Overtraining syndrome results in longer lasting performance impairments (months or even years) and is associated with fatigue and mood disturbance. It is difficult to diagnose and can only really be diagnosed retrospectively i.e. once a long period of performance decline has been noted. There are no clear objective tests to confirm overtraining syndrome and changes in biological markers are quite variable. It is a diagnosis of exclusion – a diagnosis may be reached once other potential causes of fatigue, altered mood and performance have been ruled out.

Meeusen et al. (2013) provide an excellent detailed review of overreaching and overtraining in their Consensus Statement which is available via ResearchGate. I recommend reading their paper in full. Here are some key points that tie in with the concept of stress-recovery balance;

  • Overtraining may represent the “sum of multiple life stressors” – it’s not just about training load!
  • An unexplainable decrease in performance can be considered a key indicator of overtraining syndrome.
  • Career prevalence of overtraining syndrome varies between studies but is reported to be around 60% in elite runners and 33% in non-elite runners.
  • As much as 80% of overtrained athletes show signs of clinical depression.
  • Sustained heavy training may suppress the immune system and increase risk of infection and illness.
  • Attention and reaction times may be impaired in athletes with overtraining syndrome and may be an early warning sign if tested.

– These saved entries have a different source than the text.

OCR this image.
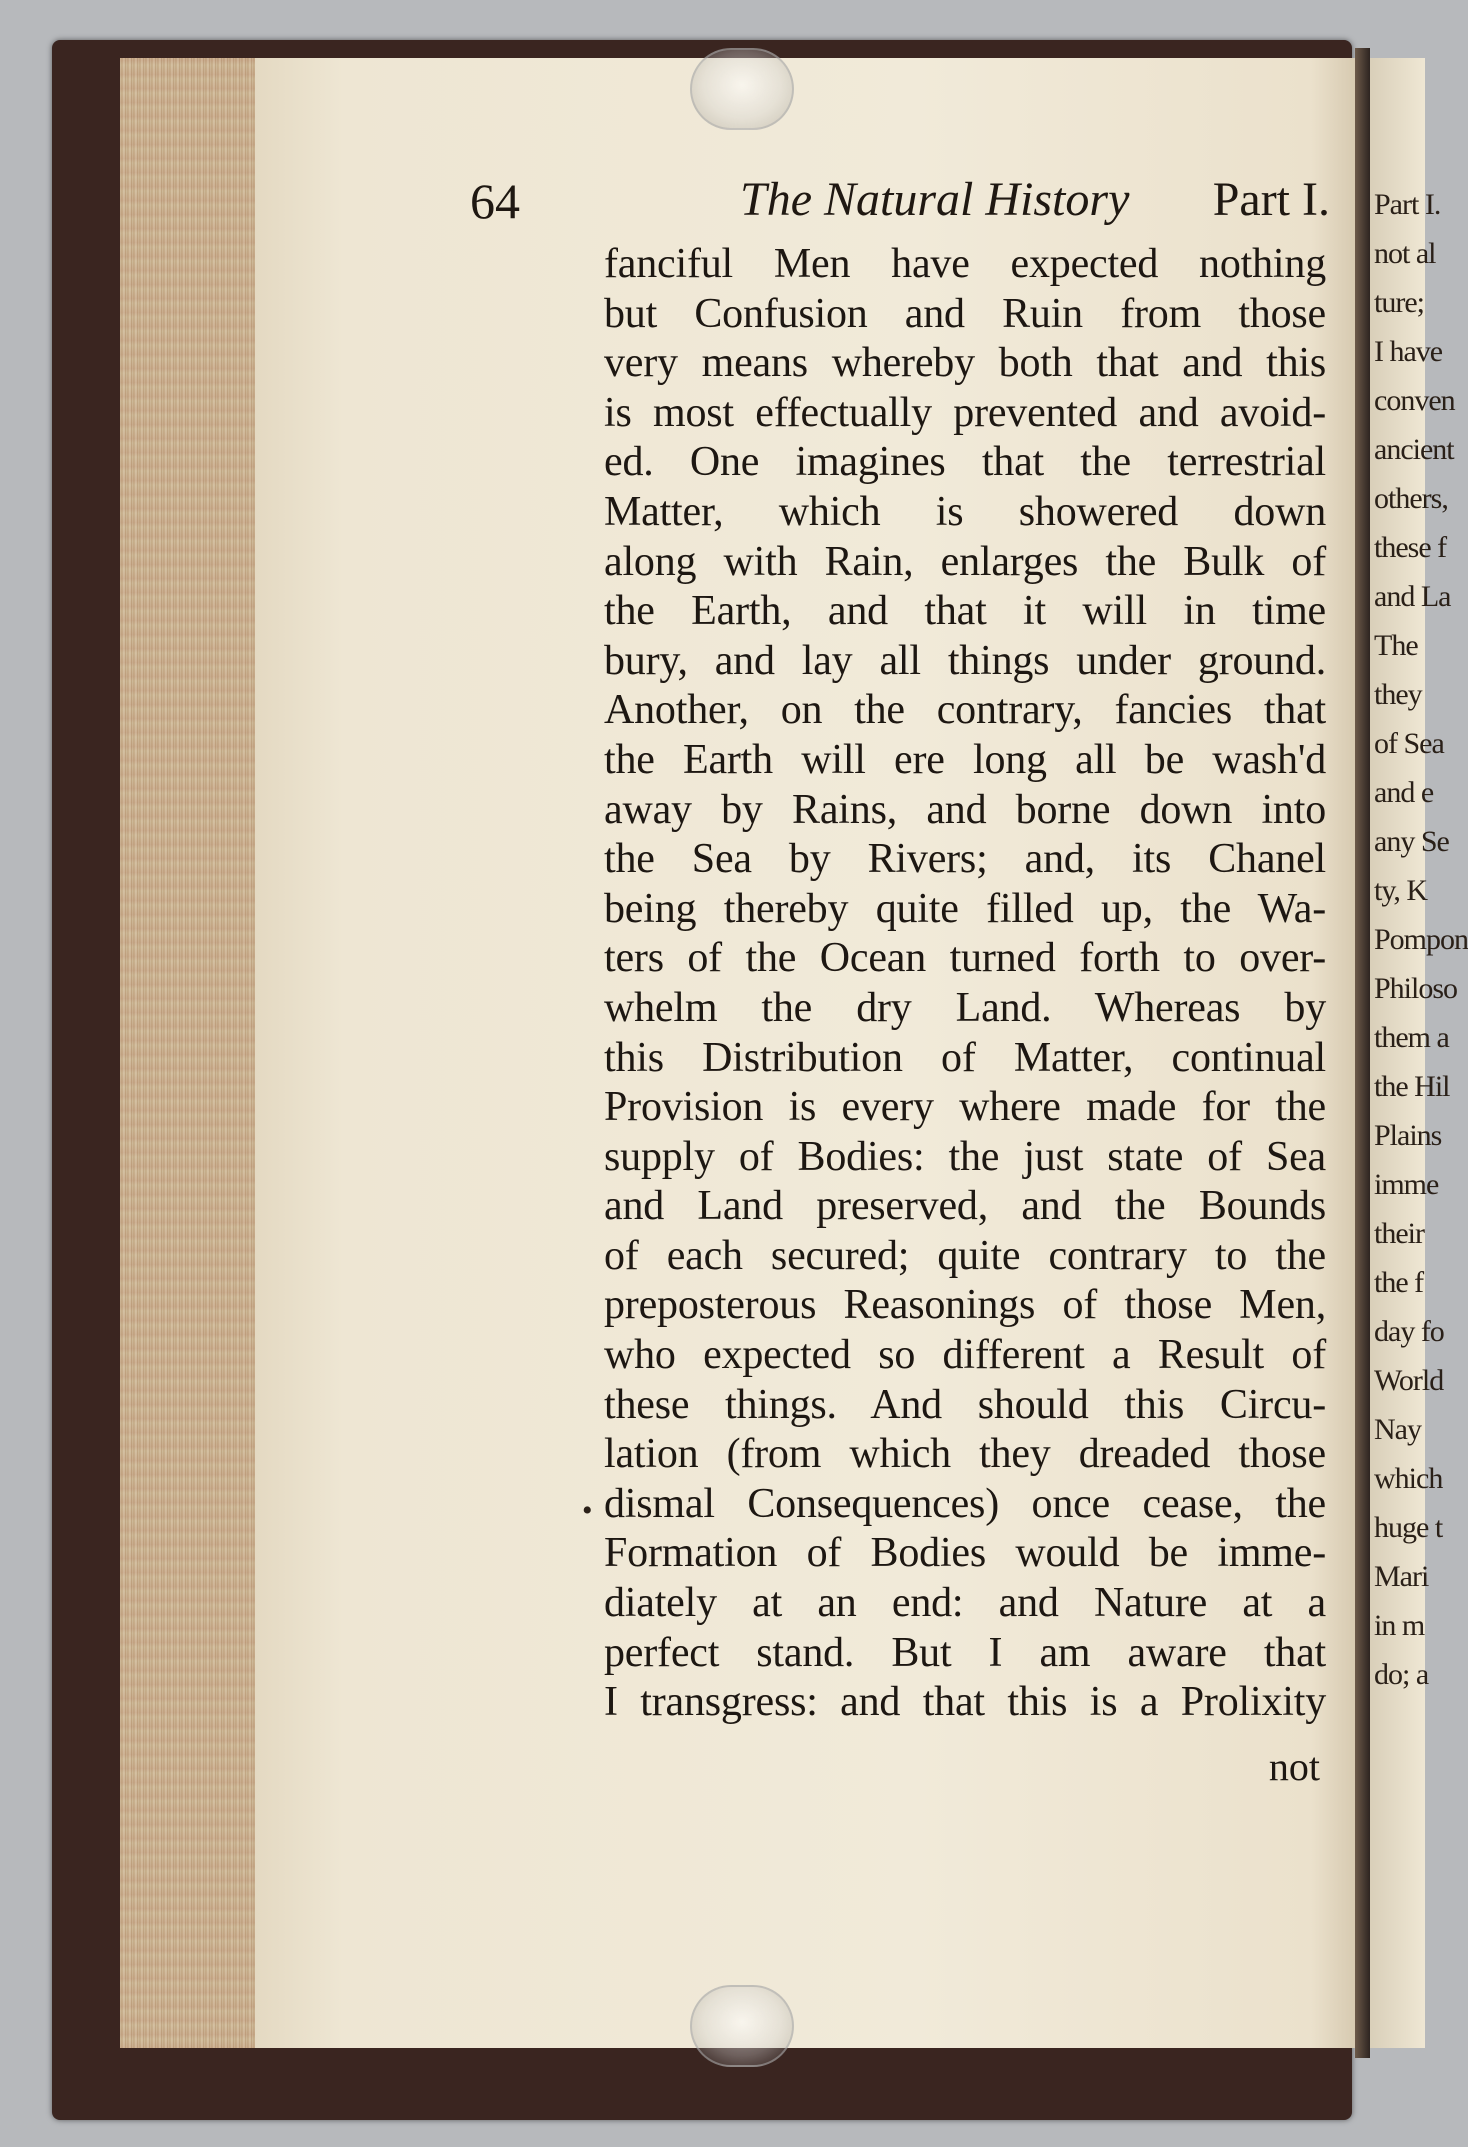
Part I.
not al
ture;
I have
conven
ancient
others,
these f
and La
The
they
of Sea
and e
any Se
ty, K
Pompon
Philoso
them a
the Hil
Plains
imme
their
the f
day fo
World
Nay
which
huge t
Mari
in m
do; a
64	The Natural History Part I.
fanciful Men have expected nothing
but Confusion and Ruin from those
very means whereby both that and this
is most effectually prevented and avoid-
ed. One imagines that the terrestrial
Matter, which is showered down
along with Rain, enlarges the Bulk of
the Earth, and that it will in time
bury, and lay all things under ground.
Another, on the contrary, fancies that
the Earth will ere long all be wash'd
away by Rains, and borne down into
the Sea by Rivers; and, its Chanel
being thereby quite filled up, the Wa-
ters of the Ocean turned forth to over-
whelm the dry Land. Whereas by
this Distribution of Matter, continual
Provision is every where made for the
supply of Bodies: the just state of Sea
and Land preserved, and the Bounds
of each secured; quite contrary to the
preposterous Reasonings of those Men,
who expected so different a Result of
these things. And should this Circu-
lation (from which they dreaded those
dismal Consequences) once cease, the
Formation of Bodies would be imme-
diately at an end: and Nature at a
perfect stand. But I am aware that
I transgress: and that this is a Prolixity
•
not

Overtraining syndrome can be difficult to treat and, like many things, prevention is better than cure. Monitoring training and each athlete’s response to it and including effective recovery strategies with optimal nutrition and sleep help to maintain the stress-recovery balance and reduce risk of overtraining. Be vigilant for sustained decreases in performance which may be a warning sign for non-functional overreaching and overtraining.

As this series progresses we’ll be exploring recovery strategies in more detail with simple advice athletes can use to reduce injury risk and improve performance

Closing thoughts: athletes can improve performance and reduce the likelihood of injury by maintaining a balance between stress (both physical and emotional) and recovery. In clinic keep an eye out for runners with high training loads that don’t seem to be progressing or are reporting a decline in performance – these may be warning signs that they’re struggling to achieve a balance and moving towards overtraining. Be mindful too of what drives people to train how they do, simply telling them to do less isn’t likely to work! We have to understand their drives and work together to strike a better balance.